The men on board were unsure of their destination, most had assumed they were going to Europe but Turkeys's entry into the war saw the convoy diverted to Egypt. On the 3rd December the "Waimana" berthed in Alexandria, and after an eventful train ride the troops set up camp outside of Cairo, where their training commenced in earnest.
"Hard training it was, too". They marched, fought, dug and drilled for six or seven hours in the desert until they were hardened into "a magnificent regiment, perfectly trained for war." They were free to do as they pleased at the end of the day and in the evenings Cairo was crowded "with high-spirited men looking for fun and finding it".
There was some action when the New Zealanders helped repulse a Turkish attack on the Suez Canal.
But by February 1915 the men were back in Camp and growing restless.
On Good Friday 1915 the "Battle of the Wassah" occurred. Burton describes it thus " a very riotous bit of real good fun carried a little too far." He goes on "The inevitable result was the stopping of all leave, which in turn resulted in the cinema catching fire and the canteen being raided. There was such a superabundance of high spirits that steam simply had to be let off somewhere."
Orders came at last and the Auckland Battalion embarked on the "Lutzow" and sailed to Murdos Harbour where a great assembly of ships and troops waited.
And on the evening of the 24th April 1915 the ships headed for the Turkish coast.
"There were no gloomy forebodings.

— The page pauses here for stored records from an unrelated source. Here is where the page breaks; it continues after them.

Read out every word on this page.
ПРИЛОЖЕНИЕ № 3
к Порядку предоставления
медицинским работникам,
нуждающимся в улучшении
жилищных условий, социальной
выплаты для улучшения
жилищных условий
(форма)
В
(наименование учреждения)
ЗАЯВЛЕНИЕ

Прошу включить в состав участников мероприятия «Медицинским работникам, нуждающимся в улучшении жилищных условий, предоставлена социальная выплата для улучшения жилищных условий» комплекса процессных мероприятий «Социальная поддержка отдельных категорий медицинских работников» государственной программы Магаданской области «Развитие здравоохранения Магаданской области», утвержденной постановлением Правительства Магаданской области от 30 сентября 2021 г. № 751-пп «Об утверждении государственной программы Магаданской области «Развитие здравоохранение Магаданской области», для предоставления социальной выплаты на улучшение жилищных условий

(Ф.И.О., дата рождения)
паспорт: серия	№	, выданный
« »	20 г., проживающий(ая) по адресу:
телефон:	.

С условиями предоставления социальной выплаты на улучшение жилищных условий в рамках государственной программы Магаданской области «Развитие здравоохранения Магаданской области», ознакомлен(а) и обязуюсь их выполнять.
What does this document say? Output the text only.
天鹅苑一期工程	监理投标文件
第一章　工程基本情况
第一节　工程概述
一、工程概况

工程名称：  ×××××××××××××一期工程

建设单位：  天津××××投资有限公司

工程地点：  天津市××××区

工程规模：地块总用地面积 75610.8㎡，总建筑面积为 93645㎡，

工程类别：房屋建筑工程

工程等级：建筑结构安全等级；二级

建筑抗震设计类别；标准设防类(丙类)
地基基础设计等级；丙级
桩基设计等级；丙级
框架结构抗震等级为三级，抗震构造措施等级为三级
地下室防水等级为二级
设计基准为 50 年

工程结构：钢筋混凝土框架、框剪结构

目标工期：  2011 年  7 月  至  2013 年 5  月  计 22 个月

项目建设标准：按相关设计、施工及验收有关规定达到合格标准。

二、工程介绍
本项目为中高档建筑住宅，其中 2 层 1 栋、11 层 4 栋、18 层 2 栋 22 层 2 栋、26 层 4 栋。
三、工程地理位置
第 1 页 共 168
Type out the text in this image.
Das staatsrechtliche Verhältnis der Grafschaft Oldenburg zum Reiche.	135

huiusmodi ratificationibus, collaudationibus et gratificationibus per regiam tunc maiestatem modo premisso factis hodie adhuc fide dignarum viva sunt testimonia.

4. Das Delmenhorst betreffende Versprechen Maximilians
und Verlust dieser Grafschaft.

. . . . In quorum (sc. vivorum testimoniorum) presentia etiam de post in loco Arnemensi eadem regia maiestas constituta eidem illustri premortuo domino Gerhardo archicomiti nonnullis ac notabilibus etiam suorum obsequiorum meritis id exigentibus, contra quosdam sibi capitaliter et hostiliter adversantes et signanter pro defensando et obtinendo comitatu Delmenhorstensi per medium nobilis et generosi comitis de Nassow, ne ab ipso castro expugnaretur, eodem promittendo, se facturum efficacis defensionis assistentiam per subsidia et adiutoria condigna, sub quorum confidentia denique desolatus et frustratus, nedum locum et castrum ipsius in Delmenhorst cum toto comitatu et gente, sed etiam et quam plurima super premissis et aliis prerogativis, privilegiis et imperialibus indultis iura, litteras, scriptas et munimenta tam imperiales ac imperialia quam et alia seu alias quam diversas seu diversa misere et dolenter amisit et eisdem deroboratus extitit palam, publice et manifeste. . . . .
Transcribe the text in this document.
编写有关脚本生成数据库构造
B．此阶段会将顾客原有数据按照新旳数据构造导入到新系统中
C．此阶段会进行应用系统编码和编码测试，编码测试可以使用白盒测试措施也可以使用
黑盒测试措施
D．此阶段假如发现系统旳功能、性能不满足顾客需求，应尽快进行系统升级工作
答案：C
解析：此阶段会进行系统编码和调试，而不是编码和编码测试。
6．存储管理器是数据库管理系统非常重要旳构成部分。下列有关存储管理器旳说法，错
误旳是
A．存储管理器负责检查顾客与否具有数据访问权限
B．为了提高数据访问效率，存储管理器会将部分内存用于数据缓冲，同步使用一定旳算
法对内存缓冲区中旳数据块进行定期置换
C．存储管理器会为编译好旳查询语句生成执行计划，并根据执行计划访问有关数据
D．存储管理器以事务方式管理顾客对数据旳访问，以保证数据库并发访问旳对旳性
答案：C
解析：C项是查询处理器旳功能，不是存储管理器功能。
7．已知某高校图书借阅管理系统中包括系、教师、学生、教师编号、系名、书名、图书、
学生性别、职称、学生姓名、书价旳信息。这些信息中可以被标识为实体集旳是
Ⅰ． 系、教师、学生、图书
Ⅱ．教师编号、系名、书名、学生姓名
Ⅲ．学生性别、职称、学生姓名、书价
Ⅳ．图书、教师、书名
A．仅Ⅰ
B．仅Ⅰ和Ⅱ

They might have going to a picnic, judging by the high spirits shown by all that gallant company."

To be continued....

More images of Gallipoli can be found on Timeframes
including this one of an Austin at Gallipoli There is no knowing whether one of these men is Stan as there were several Austen/Austins serving there.

1 comment:

  1. Sydney Francis Postlewaight also sailed with his cousins on the" Waimana". Sadly Sydney's defence force personnel record is incomplete so whilst we know he served in the Dardanelles and then went on to be gassed in France we know little of the details of his service. He was a year older than his brother Arthur at 21. He was the tallest of the cousins at 5ft 10in weighed 11st 10lb, He also had the highest rank as a sergeant. Interestingly when he was discharged it was to Arthur Austen's (Pop) address Truro Road, Mt Albert.